Adding to the bearish undertone, 48 stocks hit their 52-week lows, while only 11 stocks touched their yearly highs. Moreover, 35 stocks hit lower circuits compared to 31 stocks that managed to hit upper circuits.

Nifty50 Gainers and Losers
The Nifty50 index saw only nine gainers against 41 losers, reflecting strong bearish dominance.
Top Losers:
- Shriram Finance: -2.72%
- HCL Technologies: -2.06%
- HDFC Bank: -1.66%
- Jio Financial Services: -1.60%
- Sun Pharma: -1.37%
Top Gainers:
- Hero MotoCorp: +1.55%
- Eternal: +0.80%
- Asian Paints: +0.75%
- Eicher Motors: +0.49%
- Maruti Suzuki: +0.30%
- Titan: +0.22%
- L&T: +0.04%
Two-wheeler manufacturer Hero MotoCorp stood out as the top performer on the index, supported by robust domestic demand and festive season expectations.
Expert Views and Outlook
Market experts caution that volatility may continue in the near term as investors assess the impact of the new tariff regime. Export-heavy stocks, particularly in textiles, IT, and gems, may remain under pressure until there is clarity on trade negotiations.
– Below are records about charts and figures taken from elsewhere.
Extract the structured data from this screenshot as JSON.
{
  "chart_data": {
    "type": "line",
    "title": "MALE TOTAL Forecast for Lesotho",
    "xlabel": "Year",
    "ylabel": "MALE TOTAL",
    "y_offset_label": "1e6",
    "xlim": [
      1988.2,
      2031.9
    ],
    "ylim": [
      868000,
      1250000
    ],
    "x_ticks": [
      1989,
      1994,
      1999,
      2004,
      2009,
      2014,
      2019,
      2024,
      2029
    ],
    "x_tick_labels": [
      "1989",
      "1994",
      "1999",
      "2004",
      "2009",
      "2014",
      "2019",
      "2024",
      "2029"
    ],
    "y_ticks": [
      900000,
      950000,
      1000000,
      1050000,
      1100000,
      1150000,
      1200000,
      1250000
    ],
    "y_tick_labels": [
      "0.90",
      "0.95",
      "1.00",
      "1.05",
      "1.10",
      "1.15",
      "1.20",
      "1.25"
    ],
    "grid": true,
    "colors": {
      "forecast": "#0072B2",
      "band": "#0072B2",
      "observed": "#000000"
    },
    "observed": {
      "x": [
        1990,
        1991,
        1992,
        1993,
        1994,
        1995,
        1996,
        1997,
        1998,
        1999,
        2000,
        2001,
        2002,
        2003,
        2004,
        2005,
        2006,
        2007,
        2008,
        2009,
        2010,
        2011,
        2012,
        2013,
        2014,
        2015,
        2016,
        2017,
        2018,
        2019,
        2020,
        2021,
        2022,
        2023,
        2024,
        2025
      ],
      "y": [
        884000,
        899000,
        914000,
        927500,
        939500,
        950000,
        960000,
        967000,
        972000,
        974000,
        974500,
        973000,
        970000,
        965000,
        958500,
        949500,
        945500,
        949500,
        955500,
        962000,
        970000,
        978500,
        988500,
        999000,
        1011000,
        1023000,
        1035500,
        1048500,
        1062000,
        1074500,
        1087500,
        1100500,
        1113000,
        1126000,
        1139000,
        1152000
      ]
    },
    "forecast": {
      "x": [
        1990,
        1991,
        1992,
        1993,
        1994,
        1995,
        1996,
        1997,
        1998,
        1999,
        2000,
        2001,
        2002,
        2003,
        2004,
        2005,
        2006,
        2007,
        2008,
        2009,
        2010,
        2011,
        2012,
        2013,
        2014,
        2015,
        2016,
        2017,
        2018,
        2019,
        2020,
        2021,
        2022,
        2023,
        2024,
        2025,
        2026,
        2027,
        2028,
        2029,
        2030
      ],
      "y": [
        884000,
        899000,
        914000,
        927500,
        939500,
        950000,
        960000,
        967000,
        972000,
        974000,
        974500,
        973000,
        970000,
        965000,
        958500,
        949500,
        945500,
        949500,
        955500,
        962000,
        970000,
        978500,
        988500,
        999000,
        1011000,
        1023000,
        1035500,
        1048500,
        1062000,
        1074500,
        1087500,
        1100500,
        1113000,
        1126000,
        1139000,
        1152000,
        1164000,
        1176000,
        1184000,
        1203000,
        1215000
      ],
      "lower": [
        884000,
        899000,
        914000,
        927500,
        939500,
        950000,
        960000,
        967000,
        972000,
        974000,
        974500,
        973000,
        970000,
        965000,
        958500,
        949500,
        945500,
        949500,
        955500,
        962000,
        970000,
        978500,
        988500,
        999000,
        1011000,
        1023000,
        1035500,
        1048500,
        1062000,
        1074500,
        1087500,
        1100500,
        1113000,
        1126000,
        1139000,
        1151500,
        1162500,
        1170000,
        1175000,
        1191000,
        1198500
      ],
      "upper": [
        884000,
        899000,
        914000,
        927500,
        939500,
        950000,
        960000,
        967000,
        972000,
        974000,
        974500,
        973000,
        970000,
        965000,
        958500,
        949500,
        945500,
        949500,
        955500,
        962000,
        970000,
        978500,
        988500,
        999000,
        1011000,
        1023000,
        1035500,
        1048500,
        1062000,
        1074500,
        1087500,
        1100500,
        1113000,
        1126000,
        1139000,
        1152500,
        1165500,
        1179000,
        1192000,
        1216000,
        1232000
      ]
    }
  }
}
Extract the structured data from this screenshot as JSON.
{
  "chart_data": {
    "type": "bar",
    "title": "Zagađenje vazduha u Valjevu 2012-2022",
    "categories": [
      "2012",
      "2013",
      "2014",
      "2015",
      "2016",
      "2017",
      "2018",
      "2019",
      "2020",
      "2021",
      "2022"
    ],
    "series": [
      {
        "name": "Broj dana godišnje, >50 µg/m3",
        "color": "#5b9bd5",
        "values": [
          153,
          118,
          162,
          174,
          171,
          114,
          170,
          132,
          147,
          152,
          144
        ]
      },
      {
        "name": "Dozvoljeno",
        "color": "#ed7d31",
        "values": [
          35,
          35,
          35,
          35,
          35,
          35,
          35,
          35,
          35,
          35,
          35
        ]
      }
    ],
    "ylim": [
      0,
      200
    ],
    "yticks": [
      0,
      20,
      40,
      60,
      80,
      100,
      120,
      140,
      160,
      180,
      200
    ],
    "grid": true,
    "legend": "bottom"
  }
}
At the same time, analysts believe that sectors tied to domestic consumption, such as automobiles, FMCG, and paint companies, may act as safe havens amid global trade turbulence.
“Investors should adopt a selective approach. While the overall sentiment is weak, India’s domestic growth story remains intact, and long-term opportunities continue to exist,” said a senior fund manager at a leading mutual fund house.
Key Takeaways
- Sensex fell 678 points to 80,108; Nifty dropped 199 points to 24,512.
- US tariffs of 50% on Indian goods spooked investor sentiment.
- IT, Realty, and Pharma were the biggest sectoral losers.
- FIIs sold ₹6,516 crore worth of equities, while DIIs bought ₹7,060 crore.
- India VIX surged 6%, signaling higher volatility ahead.
- Hero MotoCorp led the gainers, while Shriram Finance topped the losers’ list.
The next few trading sessions will be crucial as markets balance global cues with domestic economic challenges. For now, cautious optimism with a defensive investment approach seems to be the preferred strategy among experts.
Disclaimer: This article is for informational purposes only and should not be considered as financial advice. Investors are advised to consult with their financial advisors before making any investment decisions.